John Williams, the President of the Federal Reserve Bank of New York, has indicated that the recent Consumer Price Index (CPI) data may have presented a slightly skewed picture of inflation. He suggested that these readings could be influenced by temporary factors, leading to a potential underestimation of price pressures.

Speaking in an interview on Friday, Williams emphasized that he does not feel any immediate need to alter the current monetary policy, which he believes is in a “good place.” This stance allows the Fed to carefully observe incoming economic data and assess its implications for inflation and growth.

The sentiment from the New York Fed President comes as the central bank continues to navigate a complex economic landscape. While acknowledging encouraging signs of disinflation, Williams also highlighted the importance of sustained data to confirm these trends. This information was reported by Estadão Conteúdo.

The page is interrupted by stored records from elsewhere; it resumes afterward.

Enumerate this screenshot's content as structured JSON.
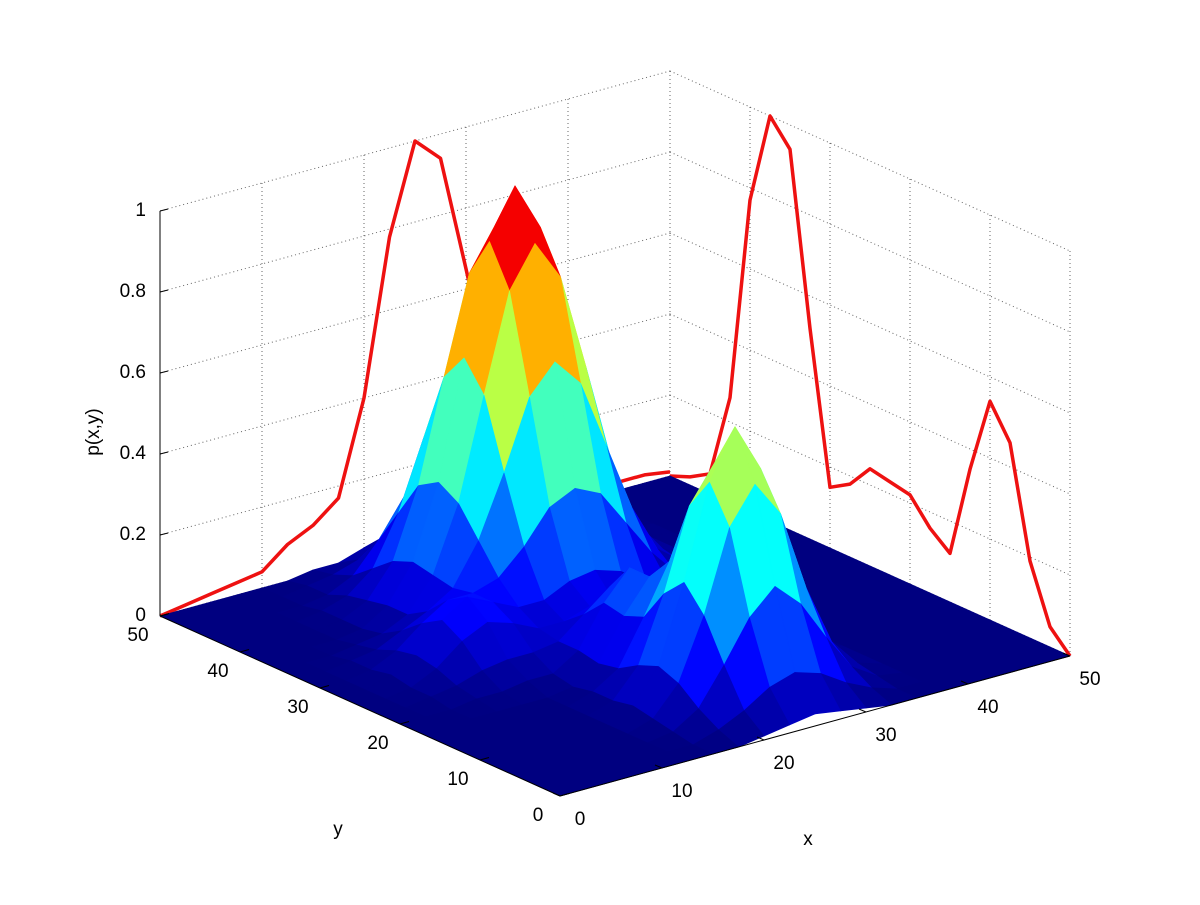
{
  "chart_data": {
    "type": "surface",
    "xlabel": "x",
    "ylabel": "y",
    "zlabel": "p(x,y)",
    "colormap": "jet",
    "grid": true,
    "xlim": [
      0,
      50
    ],
    "xticks": [
      0,
      10,
      20,
      30,
      40,
      50
    ],
    "ylim": [
      0,
      50
    ],
    "yticks": [
      0,
      10,
      20,
      30,
      40,
      50
    ],
    "zlim": [
      0,
      1
    ],
    "zticks": [
      0,
      0.2,
      0.4,
      0.6,
      0.8,
      1
    ],
    "x": [
      0,
      2.5,
      5,
      7.5,
      10,
      12.5,
      15,
      17.5,
      20,
      22.5,
      25,
      27.5,
      30,
      32.5,
      35,
      37.5,
      40,
      42.5,
      45,
      47.5,
      50
    ],
    "y": [
      0,
      2.5,
      5,
      7.5,
      10,
      12.5,
      15,
      17.5,
      20,
      22.5,
      25,
      27.5,
      30,
      32.5,
      35,
      37.5,
      40,
      42.5,
      45,
      47.5,
      50
    ],
    "z": [
      [
        0,
        0,
        0,
        0,
        0,
        0,
        0,
        0,
        0.01,
        0.02,
        0.03,
        0.02,
        0.01,
        0,
        0,
        0,
        0,
        0,
        0,
        0,
        0
      ],
      [
        0,
        0,
        0,
        0,
        0,
        0,
        0,
        0.02,
        0.05,
        0.09,
        0.11,
        0.09,
        0.05,
        0.02,
        0,
        0,
        0,
        0,
        0,
        0,
        0
      ],
      [
        0,
        0,
        0,
        0,
        0,
        0,
        0.01,
        0.05,
        0.14,
        0.24,
        0.3,
        0.24,
        0.14,
        0.05,
        0.01,
        0,
        0,
        0,
        0,
        0,
        0
      ],
      [
        0,
        0,
        0,
        0,
        0,
        0,
        0.02,
        0.09,
        0.24,
        0.44,
        0.53,
        0.44,
        0.24,
        0.09,
        0.02,
        0,
        0,
        0,
        0,
        0,
        0
      ],
      [
        0,
        0,
        0,
        0,
        0,
        0,
        0.03,
        0.11,
        0.3,
        0.53,
        0.65,
        0.53,
        0.3,
        0.11,
        0.03,
        0,
        0,
        0,
        0,
        0,
        0
      ],
      [
        0,
        0,
        0,
        0,
        0,
        0,
        0.02,
        0.09,
        0.25,
        0.45,
        0.54,
        0.44,
        0.24,
        0.09,
        0.02,
        0,
        0,
        0,
        0,
        0,
        0
      ],
      [
        0,
        0,
        0,
        0,
        0,
        0,
        0.02,
        0.06,
        0.17,
        0.29,
        0.33,
        0.26,
        0.14,
        0.05,
        0.01,
        0,
        0,
        0,
        0,
        0,
        0
      ],
      [
        0,
        0,
        0,
        0,
        0,
        0,
        0.01,
        0.05,
        0.15,
        0.23,
        0.21,
        0.13,
        0.06,
        0.02,
        0,
        0,
        0,
        0,
        0,
        0,
        0
      ],
      [
        0,
        0,
        0,
        0.01,
        0.01,
        0.02,
        0.02,
        0.06,
        0.16,
        0.23,
        0.17,
        0.07,
        0.02,
        0,
        0,
        0,
        0,
        0,
        0,
        0,
        0
      ],
      [
        0,
        0,
        0.01,
        0.02,
        0.04,
        0.05,
        0.05,
        0.06,
        0.11,
        0.16,
        0.12,
        0.05,
        0.01,
        0,
        0,
        0,
        0,
        0,
        0,
        0,
        0
      ],
      [
        0,
        0,
        0.01,
        0.04,
        0.09,
        0.12,
        0.1,
        0.07,
        0.07,
        0.09,
        0.08,
        0.05,
        0.03,
        0.01,
        0.01,
        0,
        0,
        0,
        0,
        0,
        0
      ],
      [
        0,
        0,
        0.02,
        0.05,
        0.12,
        0.16,
        0.13,
        0.1,
        0.1,
        0.13,
        0.14,
        0.12,
        0.08,
        0.04,
        0.02,
        0.01,
        0,
        0,
        0,
        0,
        0
      ],
      [
        0,
        0,
        0.01,
        0.04,
        0.09,
        0.13,
        0.13,
        0.15,
        0.21,
        0.29,
        0.32,
        0.29,
        0.2,
        0.11,
        0.04,
        0.01,
        0,
        0,
        0,
        0,
        0
      ],
      [
        0,
        0,
        0.01,
        0.02,
        0.05,
        0.08,
        0.12,
        0.22,
        0.37,
        0.54,
        0.61,
        0.54,
        0.37,
        0.2,
        0.08,
        0.03,
        0.01,
        0,
        0,
        0,
        0
      ],
      [
        0,
        0,
        0,
        0.01,
        0.02,
        0.05,
        0.13,
        0.29,
        0.54,
        0.78,
        0.88,
        0.78,
        0.54,
        0.29,
        0.12,
        0.04,
        0.01,
        0,
        0,
        0,
        0
      ],
      [
        0,
        0,
        0,
        0,
        0.01,
        0.05,
        0.14,
        0.32,
        0.61,
        0.88,
        1,
        0.88,
        0.61,
        0.32,
        0.14,
        0.04,
        0.01,
        0,
        0,
        0,
        0
      ],
      [
        0,
        0,
        0,
        0,
        0.01,
        0.04,
        0.12,
        0.29,
        0.54,
        0.78,
        0.88,
        0.78,
        0.54,
        0.29,
        0.12,
        0.04,
        0.01,
        0,
        0,
        0,
        0
      ],
      [
        0,
        0,
        0,
        0,
        0.01,
        0.03,
        0.08,
        0.2,
        0.37,
        0.54,
        0.61,
        0.54,
        0.37,
        0.2,
        0.08,
        0.03,
        0.01,
        0,
        0,
        0,
        0
      ],
      [
        0,
        0,
        0,
        0,
        0,
        0.01,
        0.04,
        0.11,
        0.2,
        0.29,
        0.32,
        0.29,
        0.2,
        0.11,
        0.04,
        0.01,
        0,
        0,
        0,
        0,
        0
      ],
      [
        0,
        0,
        0,
        0,
        0,
        0.01,
        0.02,
        0.04,
        0.08,
        0.12,
        0.14,
        0.12,
        0.08,
        0.04,
        0.02,
        0.01,
        0,
        0,
        0,
        0,
        0
      ],
      [
        0,
        0,
        0,
        0,
        0,
        0,
        0.01,
        0.01,
        0.03,
        0.04,
        0.04,
        0.04,
        0.03,
        0.01,
        0.01,
        0,
        0,
        0,
        0,
        0,
        0
      ]
    ],
    "x_marginal": {
      "color": "#ee1111",
      "values": [
        0,
        0.01,
        0.02,
        0.03,
        0.04,
        0.09,
        0.12,
        0.17,
        0.4,
        0.78,
        1,
        0.94,
        0.65,
        0.35,
        0.12,
        0.05,
        0.03,
        0.02,
        0.02,
        0.02,
        0.01
      ]
    },
    "y_marginal": {
      "color": "#ee1111",
      "values": [
        0,
        0.05,
        0.19,
        0.46,
        0.54,
        0.35,
        0.12,
        0.16,
        0.22,
        0.23,
        0.24,
        0.18,
        0.15,
        0.52,
        0.94,
        1,
        0.77,
        0.26,
        0.05,
        0.02,
        0
      ]
    }
  }
}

Monetary Policy Positioned for Observation

Williams stated that U.S. monetary policy is currently “moderately restrictive” and has room to move back towards a neutral stance. He estimates the neutral real interest rate to be slightly below 1%, with the current policy rate positioned just above that level. This approach, he believes, is helpful given that inflation remains above the Fed’s target.

While anticipating that interest rates will eventually decline further, Williams stressed the need to first observe how the economy performs. He expressed “considerable confidence” in the baseline economic scenario, despite 2025 being a year of significant uncertainty.

Economic Growth and Productivity Outlook

Looking ahead, Williams projected that U.S. Gross Domestic Product (GDP) growth for the current year will likely fall between 1% and 1.5%. He anticipates a more robust recovery in 2026. Furthermore, he views an increase in productivity growth as a positive development for the economy, noting its potential to be disinflationary if sustained.

Artificial Intelligence’s Role in the Economy

The New York Fed President also addressed the impact of artificial intelligence (AI) on the labor market. Williams acknowledged that AI is likely to bring about significant changes in how work is conducted but does not foresee it posing a systemic risk to the financial system. He assured that the Fed would adjust monetary policy if necessary due to AI’s influence, but the primary focus remains on the economy and achieving the dual mandate of maximum employment and price stability.

Data on Inflation and Employment

Williams described the latest U.S. economic data as “encouraging” and indicative of continued disinflation. However, he cautioned about the recent CPI reading, suggesting that it might have been slightly lower than reality due to data collection issues by the Bureau of Labor Statistics (BLS). He indicated that more data, spanning “one or two months,” would be needed for a precise inflation assessment, with December’s figures expected to provide greater clarity.

Regarding the labor market, Williams noted that the unemployment rate may have also been affected by distortions, possibly by a tenth of a percentage point. Nevertheless, he stated that there are no signs of a significant deterioration in employment data. He concluded that the current data aligns with recent trends and the Fed’s recent interest rate cut, reinforcing his existing economic outlook.